Once again a practice piece using plant material I would not normally consider – mostly because it doesn’t “speak” to me in an artistic sense. The longer you design in floral art the more comfortable you get with certain types of plant material – for me, as many of you know, it is with Australian native flora.
Here I have a fabulous metal stand originally used for tea light candles (yes, another charity store find!). There is much potential for this stand as it could be used on its own or incorporated into a design with sympathetically shaped branches or large foliage stems…..
Back to this design. My first challenge was to extend the visual size of the stand so that the very vertical wavy line of the metal edges was not quite as dominant.
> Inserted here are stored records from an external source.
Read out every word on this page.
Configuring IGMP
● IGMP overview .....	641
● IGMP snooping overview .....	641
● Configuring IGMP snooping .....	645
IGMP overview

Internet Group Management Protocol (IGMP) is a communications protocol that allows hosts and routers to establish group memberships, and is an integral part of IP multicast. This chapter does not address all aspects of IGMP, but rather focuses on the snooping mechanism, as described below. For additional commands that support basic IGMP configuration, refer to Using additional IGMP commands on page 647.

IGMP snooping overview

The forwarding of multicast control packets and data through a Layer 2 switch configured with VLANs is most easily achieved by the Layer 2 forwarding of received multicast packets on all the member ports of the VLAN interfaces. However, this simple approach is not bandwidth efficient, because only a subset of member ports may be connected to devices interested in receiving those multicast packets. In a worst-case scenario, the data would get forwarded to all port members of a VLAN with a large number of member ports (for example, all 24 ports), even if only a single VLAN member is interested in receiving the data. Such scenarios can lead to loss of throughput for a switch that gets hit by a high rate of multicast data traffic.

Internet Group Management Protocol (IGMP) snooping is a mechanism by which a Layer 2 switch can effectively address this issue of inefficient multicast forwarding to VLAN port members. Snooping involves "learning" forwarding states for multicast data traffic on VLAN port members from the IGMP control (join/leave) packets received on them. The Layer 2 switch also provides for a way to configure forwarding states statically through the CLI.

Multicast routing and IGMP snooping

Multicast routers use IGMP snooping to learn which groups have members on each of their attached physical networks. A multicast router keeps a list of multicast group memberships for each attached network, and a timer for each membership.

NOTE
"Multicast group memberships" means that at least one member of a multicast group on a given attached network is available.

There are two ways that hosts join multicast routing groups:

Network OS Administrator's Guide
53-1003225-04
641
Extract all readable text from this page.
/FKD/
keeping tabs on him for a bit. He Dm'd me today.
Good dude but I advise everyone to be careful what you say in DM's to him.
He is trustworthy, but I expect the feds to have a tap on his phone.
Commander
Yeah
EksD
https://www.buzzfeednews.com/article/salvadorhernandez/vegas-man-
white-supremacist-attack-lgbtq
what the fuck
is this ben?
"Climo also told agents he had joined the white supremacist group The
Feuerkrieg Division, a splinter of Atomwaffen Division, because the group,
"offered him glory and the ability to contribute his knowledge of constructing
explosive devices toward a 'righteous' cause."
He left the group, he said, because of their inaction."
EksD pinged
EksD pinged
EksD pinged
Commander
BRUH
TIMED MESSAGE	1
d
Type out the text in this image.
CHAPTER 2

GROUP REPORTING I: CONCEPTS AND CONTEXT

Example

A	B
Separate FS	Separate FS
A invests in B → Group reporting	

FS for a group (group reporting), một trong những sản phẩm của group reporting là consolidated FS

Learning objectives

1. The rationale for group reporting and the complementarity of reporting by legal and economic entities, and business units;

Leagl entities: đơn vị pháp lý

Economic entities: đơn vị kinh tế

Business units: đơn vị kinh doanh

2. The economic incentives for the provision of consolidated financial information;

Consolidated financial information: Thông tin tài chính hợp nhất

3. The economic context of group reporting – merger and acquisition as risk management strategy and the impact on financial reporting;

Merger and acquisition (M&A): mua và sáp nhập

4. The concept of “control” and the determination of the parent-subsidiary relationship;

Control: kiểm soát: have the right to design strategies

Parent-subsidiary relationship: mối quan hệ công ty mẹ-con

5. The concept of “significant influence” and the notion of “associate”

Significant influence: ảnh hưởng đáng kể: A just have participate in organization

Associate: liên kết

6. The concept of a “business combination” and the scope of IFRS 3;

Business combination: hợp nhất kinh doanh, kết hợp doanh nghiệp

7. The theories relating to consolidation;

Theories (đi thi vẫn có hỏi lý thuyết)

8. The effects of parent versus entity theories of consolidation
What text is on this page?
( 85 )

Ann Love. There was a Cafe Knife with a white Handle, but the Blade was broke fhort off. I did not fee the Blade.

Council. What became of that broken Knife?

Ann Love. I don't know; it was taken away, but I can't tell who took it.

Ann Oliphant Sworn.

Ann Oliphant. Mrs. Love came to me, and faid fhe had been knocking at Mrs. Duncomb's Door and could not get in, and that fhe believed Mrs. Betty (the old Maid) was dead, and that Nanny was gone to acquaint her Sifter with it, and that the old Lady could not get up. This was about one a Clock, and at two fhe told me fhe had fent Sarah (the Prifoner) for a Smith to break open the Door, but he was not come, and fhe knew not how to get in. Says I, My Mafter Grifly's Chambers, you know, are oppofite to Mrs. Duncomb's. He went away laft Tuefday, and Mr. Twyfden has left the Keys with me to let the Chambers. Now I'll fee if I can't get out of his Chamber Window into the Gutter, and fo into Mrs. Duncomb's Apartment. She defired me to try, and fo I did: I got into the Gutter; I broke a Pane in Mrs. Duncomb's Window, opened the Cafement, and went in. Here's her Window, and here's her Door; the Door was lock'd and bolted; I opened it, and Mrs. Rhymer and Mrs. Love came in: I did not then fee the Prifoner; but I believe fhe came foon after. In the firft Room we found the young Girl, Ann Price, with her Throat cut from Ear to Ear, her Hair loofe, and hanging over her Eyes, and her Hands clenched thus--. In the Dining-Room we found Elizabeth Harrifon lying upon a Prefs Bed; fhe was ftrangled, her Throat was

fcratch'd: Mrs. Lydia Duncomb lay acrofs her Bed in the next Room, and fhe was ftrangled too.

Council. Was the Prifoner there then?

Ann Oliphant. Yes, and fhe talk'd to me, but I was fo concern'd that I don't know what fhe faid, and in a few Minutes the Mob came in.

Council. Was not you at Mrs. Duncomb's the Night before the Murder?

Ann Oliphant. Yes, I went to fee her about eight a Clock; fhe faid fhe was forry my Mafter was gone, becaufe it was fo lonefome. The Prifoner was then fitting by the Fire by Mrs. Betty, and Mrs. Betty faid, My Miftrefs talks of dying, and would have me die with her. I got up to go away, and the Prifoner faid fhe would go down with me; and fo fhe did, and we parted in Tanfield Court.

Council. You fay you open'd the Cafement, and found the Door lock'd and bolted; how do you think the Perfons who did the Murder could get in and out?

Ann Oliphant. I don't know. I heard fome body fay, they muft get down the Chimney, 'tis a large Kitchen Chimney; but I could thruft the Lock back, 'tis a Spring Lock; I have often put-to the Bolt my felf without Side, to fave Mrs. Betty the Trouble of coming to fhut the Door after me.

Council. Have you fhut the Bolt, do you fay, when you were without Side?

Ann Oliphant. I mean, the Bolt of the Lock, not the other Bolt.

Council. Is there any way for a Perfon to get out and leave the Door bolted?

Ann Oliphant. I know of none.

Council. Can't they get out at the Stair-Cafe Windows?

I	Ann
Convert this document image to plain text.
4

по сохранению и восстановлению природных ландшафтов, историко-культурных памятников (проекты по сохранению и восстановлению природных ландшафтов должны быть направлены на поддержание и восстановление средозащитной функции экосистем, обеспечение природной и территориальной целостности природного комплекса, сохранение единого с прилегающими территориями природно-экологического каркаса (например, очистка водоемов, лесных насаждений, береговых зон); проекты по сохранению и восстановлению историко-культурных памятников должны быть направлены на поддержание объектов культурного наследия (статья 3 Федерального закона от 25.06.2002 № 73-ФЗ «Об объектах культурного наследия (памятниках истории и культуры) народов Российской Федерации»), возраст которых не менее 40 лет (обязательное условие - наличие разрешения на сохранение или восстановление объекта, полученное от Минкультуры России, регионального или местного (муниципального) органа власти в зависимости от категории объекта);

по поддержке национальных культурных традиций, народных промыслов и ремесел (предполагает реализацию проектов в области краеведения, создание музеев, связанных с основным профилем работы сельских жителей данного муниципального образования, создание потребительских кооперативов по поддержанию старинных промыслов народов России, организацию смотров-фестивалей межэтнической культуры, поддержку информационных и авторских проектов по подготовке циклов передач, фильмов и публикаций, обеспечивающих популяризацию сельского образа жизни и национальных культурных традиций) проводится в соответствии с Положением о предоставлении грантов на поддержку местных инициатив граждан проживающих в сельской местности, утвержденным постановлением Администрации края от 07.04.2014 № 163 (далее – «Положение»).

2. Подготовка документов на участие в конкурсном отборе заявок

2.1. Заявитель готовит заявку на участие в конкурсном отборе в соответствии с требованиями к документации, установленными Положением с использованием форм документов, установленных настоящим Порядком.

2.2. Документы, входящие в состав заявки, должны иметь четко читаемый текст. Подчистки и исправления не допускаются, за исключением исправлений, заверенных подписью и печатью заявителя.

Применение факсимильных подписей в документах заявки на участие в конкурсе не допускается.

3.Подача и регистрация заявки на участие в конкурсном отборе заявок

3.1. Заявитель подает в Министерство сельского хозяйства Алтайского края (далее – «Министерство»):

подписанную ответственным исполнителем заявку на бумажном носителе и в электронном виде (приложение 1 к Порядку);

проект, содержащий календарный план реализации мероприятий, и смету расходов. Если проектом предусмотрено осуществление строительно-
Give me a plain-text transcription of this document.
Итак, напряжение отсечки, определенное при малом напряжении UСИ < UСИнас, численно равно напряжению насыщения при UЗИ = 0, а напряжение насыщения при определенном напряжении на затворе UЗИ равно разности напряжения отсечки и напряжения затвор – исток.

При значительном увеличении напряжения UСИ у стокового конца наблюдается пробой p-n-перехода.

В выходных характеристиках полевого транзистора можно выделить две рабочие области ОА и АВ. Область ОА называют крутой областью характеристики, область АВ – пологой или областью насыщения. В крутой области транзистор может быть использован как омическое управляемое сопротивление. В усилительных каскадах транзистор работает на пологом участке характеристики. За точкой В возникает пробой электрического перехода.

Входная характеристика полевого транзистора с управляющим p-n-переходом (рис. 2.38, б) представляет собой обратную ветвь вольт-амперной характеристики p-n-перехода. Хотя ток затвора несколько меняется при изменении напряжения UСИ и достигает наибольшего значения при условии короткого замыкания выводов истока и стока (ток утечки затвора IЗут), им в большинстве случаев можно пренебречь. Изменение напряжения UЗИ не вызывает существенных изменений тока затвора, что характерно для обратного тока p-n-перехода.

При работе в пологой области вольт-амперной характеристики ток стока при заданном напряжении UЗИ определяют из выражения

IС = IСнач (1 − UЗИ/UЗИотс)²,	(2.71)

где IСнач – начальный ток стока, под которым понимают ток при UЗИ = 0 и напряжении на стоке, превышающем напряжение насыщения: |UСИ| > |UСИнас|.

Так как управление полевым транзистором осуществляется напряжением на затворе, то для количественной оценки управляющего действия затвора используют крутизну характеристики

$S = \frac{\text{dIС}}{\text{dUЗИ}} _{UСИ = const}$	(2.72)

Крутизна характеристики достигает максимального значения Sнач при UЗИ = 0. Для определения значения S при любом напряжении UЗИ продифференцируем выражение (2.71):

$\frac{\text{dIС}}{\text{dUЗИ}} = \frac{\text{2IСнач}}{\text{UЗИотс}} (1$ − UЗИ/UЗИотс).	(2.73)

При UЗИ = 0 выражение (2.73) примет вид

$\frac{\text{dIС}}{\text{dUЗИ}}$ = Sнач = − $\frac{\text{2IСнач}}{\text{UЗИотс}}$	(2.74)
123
This is achieved by threading the sansevieria leaves in and out of the stand as well as having them face in different directions/angles. An added advantage of these leaves is that they do have a tendency to curl and therefore produce a “wave” of their own.
Across the top section of the stand I have placed a length of paper covered wire that provides a wider top to the stand. These extra “arms” are enhanced with spirals of the paper covered wire with mobile (suspended with fishing swivels) drops of either wood slices or dried amaranthus.
Each of the tea light candle cups has some sedum flowers – used because they are small, the right colour and, as a succulent, do not need a water source. A single dried strelitzia leaf is placed to show its natural curl and add to the wavy lines of the design. (Click here for the easy technique for drying strelitzia leaves.)
Review Comments: When I placed the image of this design on social media, it immediately had many “likes”, many from floral art judges whose opinion I respect. I admit I was surprised as I didn’t know if I liked the design or not.
Looking at it today (over a year later) I can say I am happy with the way the wavy lines are repeated in both placements and plant material. I would probably bring the dried amaranthus drop a bit further away from the body of the design and then move the middle (wood slice) drop further across the design to correspond with the new placement. Perhaps making the base reflect the colours of the sansevieria would also enhance the design – the base circle is a definite stopping point for my eyes.